Given the nature of csv files, does it make sense to also do this for rows?

rarrais commented 1 year ago

Good work!

Let me propose an additional suggestion file looking at the Rigelfile you linked: one of the philosophies of Rigel is to reduce the complexity and verbosity of the Rigelfile for users. Could you attempt to minimize the number of fields while keeping the same level of functionality? Let me illustrate it with an example:

  # Value verification
  verify_columns: True
  columns_to_verify:
    - "RMS (pix)"

Would it be possible to remove the verify_columns variable and inducing that the user wants to verify columns by looking if he/she specified any value under the columns_to_verify variable? This is just an example, there are other simplifications that I'm confident we can achieve.

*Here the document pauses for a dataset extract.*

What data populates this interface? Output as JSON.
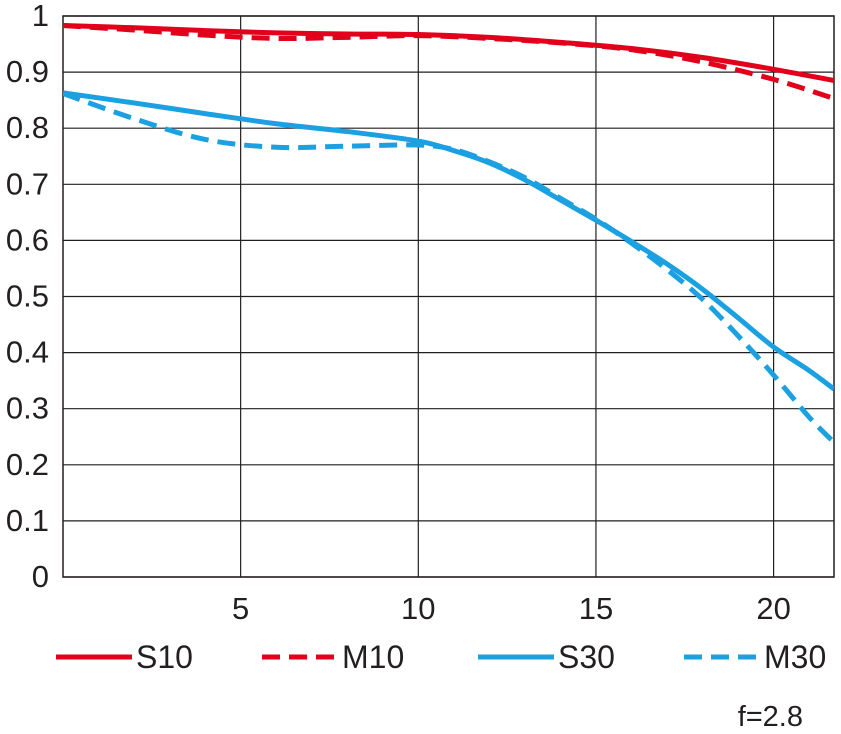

Given the nature of csv files, does it make sense to also do this for rows?

Maybe not.

Kazadhum commented 1 year ago

Made a small change for simplifying the Rigelfile. The "comparison operator" field was messy, confusing and unnecessary, so I changed it. Now the Rigelfile has two optional fields for the thresholds:

Doing this simplified both the plugin code and the Rigelfile. if the columns_to_verify field is not empty, at least one of these is needed to do the verification. Critically, this now allows for both a lower and upper threshold to be used simultaneously.

Note: if no threshold is specified, the verification does not occur but the plugin issues a warning to the user.